I changed the oil and removed the fuel. The fuel had some white snot in it - probably water. Without much effort I removed the main jet and it looked pristine as well as the float cup. Flushed the tank with some fresh fuel and drained it. I put more gas in and it's running much better. Only smokes at start. When it's warmed I can open the choke 1/2 to 3/4 before it starts to surge/hunt (before it would only run with full choke). I'm thinking of trying some of that Ethanol Shield @cdconey referenced and see if it cleans it up even better before removing the carb.

Thanks for all the help.
The surge/ hunt was what I experienced with the “old” gas (more than 6 weeks old) that had absorbed moisture from the air. A switch to fresh gas solved that problem. But that only applies to ethanol blend gas.
 
Thanks for all the help.

Think I got it! I was able to remove the emulsion tube and the tiny holes on the top were plugged, I cleaned them out, put it back together, and after warming up I can run it at full open choke.
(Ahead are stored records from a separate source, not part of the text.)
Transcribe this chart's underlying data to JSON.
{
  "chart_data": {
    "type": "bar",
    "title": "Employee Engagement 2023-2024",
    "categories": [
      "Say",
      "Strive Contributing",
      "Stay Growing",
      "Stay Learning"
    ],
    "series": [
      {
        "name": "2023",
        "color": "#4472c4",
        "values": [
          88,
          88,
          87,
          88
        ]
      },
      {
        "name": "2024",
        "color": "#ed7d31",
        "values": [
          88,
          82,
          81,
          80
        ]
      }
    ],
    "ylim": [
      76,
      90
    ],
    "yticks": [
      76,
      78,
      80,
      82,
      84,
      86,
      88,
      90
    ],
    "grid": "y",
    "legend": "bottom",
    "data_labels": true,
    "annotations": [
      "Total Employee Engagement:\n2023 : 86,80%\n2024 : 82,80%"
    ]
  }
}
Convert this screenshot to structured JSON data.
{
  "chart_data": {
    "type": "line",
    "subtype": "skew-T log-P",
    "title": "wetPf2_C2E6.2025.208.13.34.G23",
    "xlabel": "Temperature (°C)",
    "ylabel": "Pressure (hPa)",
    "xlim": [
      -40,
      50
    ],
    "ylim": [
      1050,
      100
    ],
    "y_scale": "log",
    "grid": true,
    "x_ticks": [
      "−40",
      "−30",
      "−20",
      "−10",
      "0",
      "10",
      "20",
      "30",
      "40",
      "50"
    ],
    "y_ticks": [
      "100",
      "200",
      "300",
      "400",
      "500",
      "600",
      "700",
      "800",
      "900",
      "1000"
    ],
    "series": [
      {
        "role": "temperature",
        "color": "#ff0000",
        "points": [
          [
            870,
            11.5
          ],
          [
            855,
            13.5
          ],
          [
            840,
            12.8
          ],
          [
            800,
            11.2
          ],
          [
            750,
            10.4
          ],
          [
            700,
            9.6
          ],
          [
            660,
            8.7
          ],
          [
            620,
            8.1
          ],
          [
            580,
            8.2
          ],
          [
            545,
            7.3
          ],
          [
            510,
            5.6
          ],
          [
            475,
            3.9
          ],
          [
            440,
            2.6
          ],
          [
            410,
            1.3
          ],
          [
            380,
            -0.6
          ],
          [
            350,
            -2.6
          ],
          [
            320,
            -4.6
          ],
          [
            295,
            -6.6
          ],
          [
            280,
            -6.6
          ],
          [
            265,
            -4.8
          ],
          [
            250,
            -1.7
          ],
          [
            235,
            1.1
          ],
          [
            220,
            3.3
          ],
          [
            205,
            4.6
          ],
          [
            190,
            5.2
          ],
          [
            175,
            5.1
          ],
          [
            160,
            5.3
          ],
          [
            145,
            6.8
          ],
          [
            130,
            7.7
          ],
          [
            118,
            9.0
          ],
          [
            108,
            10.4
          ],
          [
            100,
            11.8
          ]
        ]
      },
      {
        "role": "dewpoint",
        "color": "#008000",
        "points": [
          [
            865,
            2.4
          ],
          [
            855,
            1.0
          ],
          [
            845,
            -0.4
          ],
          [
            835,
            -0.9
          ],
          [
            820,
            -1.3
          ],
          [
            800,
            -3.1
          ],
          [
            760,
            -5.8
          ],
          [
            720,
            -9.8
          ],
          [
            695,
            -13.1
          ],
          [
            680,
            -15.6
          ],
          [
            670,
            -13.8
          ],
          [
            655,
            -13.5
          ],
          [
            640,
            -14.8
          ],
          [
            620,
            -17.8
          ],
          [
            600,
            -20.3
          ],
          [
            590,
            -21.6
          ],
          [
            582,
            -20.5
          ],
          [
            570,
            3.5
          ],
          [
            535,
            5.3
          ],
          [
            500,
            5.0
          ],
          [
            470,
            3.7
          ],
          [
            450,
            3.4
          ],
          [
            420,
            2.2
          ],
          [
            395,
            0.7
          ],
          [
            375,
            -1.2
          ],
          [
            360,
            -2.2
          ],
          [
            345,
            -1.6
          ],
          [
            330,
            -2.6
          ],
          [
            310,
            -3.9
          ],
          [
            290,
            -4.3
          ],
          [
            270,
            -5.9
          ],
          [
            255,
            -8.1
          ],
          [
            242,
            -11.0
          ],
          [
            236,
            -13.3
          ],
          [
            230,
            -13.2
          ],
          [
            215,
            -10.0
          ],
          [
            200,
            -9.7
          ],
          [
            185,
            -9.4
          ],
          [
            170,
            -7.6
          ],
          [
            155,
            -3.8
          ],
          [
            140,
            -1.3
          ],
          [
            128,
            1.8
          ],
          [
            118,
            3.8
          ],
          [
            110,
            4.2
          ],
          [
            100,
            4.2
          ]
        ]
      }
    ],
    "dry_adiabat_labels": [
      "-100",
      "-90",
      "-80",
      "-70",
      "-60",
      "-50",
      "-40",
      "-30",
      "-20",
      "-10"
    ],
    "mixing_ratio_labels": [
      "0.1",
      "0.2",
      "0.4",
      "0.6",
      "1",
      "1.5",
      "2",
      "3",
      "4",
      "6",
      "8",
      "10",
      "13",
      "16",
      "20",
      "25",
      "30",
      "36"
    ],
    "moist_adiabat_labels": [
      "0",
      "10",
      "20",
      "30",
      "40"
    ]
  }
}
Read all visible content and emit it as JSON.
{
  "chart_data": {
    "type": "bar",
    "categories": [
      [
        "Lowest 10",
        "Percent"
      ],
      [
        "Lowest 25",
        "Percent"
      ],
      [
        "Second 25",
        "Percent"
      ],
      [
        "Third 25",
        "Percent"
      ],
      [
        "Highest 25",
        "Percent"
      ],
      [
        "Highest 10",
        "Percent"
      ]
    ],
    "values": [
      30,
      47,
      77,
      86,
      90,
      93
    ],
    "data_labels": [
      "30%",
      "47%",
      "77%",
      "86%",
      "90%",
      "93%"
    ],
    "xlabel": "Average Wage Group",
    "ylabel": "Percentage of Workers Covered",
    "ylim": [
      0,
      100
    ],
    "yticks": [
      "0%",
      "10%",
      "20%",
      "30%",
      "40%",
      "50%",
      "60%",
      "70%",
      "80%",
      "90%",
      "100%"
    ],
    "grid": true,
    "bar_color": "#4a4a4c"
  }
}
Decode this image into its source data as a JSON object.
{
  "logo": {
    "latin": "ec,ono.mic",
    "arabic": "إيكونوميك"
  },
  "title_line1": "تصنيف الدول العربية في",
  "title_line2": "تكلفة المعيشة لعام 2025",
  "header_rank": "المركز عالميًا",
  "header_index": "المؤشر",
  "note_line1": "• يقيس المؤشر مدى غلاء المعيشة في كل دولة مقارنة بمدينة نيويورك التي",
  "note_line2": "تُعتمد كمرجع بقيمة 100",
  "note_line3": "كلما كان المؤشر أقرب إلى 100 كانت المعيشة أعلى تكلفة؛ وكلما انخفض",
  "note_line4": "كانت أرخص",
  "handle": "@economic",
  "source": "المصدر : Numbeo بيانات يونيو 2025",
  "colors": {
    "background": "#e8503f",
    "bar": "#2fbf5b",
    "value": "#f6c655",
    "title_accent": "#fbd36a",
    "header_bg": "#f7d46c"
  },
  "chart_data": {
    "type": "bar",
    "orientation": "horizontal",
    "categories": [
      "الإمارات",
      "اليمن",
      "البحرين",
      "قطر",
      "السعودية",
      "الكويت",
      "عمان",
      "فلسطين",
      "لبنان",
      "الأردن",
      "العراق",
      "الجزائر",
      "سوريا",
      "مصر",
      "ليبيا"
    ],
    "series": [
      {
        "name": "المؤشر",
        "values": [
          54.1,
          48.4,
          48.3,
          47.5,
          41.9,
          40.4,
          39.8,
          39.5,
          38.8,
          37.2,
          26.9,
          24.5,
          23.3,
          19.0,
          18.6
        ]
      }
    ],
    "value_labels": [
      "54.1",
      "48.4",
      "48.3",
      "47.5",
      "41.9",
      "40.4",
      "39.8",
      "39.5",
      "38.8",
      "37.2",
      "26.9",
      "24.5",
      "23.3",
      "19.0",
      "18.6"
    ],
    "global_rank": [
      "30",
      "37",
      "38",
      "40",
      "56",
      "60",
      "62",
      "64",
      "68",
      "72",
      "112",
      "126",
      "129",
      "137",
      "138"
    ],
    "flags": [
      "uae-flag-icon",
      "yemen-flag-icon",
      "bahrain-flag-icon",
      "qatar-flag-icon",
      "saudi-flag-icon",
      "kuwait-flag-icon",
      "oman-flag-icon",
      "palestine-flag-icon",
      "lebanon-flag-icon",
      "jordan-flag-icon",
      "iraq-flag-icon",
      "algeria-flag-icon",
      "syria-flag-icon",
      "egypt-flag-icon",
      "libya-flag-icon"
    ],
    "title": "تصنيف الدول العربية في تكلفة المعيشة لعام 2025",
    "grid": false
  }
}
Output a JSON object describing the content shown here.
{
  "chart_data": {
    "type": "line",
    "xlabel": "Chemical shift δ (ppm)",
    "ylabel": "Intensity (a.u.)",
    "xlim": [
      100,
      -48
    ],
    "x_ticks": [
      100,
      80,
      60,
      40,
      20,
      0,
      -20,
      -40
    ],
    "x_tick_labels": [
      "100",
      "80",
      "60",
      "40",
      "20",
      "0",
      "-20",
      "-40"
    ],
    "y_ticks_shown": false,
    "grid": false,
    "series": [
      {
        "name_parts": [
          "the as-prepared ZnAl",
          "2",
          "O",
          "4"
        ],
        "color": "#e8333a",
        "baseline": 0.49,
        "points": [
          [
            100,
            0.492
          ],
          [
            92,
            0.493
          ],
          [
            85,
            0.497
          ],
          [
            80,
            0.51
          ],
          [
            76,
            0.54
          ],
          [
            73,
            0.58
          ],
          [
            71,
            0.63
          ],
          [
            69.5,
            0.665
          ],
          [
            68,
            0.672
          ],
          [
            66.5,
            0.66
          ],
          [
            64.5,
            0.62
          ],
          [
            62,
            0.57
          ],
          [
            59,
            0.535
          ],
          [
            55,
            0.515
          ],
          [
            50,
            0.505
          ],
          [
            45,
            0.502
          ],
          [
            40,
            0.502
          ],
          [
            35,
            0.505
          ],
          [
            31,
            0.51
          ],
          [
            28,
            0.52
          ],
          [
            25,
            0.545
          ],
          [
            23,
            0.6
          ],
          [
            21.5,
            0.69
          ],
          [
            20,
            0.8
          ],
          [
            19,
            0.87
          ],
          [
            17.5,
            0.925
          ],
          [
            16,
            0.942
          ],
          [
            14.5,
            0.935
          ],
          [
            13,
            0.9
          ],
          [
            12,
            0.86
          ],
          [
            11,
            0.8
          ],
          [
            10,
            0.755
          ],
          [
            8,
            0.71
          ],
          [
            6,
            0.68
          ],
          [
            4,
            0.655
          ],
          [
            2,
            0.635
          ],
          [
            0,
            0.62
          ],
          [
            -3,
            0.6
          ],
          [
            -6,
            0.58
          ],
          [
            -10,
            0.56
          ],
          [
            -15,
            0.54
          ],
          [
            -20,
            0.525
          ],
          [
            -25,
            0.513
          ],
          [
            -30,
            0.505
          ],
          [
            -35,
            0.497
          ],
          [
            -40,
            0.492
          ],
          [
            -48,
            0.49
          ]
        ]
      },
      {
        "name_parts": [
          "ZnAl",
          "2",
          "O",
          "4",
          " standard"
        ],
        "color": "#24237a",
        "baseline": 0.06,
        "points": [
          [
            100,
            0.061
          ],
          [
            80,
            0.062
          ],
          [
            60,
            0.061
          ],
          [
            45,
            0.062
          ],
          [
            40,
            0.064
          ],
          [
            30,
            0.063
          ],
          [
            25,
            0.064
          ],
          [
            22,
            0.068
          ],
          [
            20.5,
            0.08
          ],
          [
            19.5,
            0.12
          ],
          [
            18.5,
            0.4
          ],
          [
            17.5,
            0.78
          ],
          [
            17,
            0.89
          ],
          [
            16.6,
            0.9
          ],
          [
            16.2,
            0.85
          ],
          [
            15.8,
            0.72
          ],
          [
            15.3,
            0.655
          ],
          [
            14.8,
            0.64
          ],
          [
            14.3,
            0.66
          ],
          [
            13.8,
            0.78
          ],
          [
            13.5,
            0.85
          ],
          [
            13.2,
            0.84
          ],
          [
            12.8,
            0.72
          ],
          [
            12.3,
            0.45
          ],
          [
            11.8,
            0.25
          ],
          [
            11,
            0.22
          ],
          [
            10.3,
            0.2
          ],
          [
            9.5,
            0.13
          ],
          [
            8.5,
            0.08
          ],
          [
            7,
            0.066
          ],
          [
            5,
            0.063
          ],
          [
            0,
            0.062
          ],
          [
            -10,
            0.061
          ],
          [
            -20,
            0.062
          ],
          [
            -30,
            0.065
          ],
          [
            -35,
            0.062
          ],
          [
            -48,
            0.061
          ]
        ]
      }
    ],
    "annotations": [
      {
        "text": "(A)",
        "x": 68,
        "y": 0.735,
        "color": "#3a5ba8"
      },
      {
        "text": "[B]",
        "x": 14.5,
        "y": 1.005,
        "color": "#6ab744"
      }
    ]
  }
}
Still think when the weather gets warm I'll remove the carb and clean it in my ultrasonic cleaner. I'm having a hard time finding seals/gaskets at a reasonable price. It's almost the same price as a highly rated new non-Toro replacement carb! Years past I could just go to a repair shop but they seem to have disappeared.
 
@Cheese can you totally open the choke when your PowerClear warms up?

(Edit - just thinking with that water goop in the tank I probably need to c/o the fuel filter.)

Thanks for all the help.
Yes...the choke only needs to be on for 10-15 seconds...just enough to richen the mixture to start. After 10-15 seconds of running, it starts to load up pretty severely and that makes sense. In the old days the choke had to be on long enough for the carb to start to heat up but with the new carbs and their multiple circuits, the magic just happens all by itself. :)

That white snot is what traveled throughout the entire carb on a couple of Stihl tools. It corroded everything and the carb couldn't be saved. A good call to replace the fuel filter and flush any lines to remove the stuff entirely and then use ethanol-free gas.
 
Thanks for all the help.

Think I got it! I was able to remove the emulsion tube and the tiny holes on the top were plugged, I cleaned them out, put it back together, and after warming up I can run it at full open choke.

Still think when the weather gets warm I'll remove the carb and clean it in my ultrasonic cleaner. I'm having a hard time finding seals/gaskets at a reasonable price. It's almost the same price as a highly rated new non-Toro replacement carb! Years past I could just go to a repair shop but they seem to have disappeared.
I've had decent luck with Jack's Small engine parts for ordering On-Line- I think they're East Coast based. And yes, small engine repair and dealers are a dying breed it seems.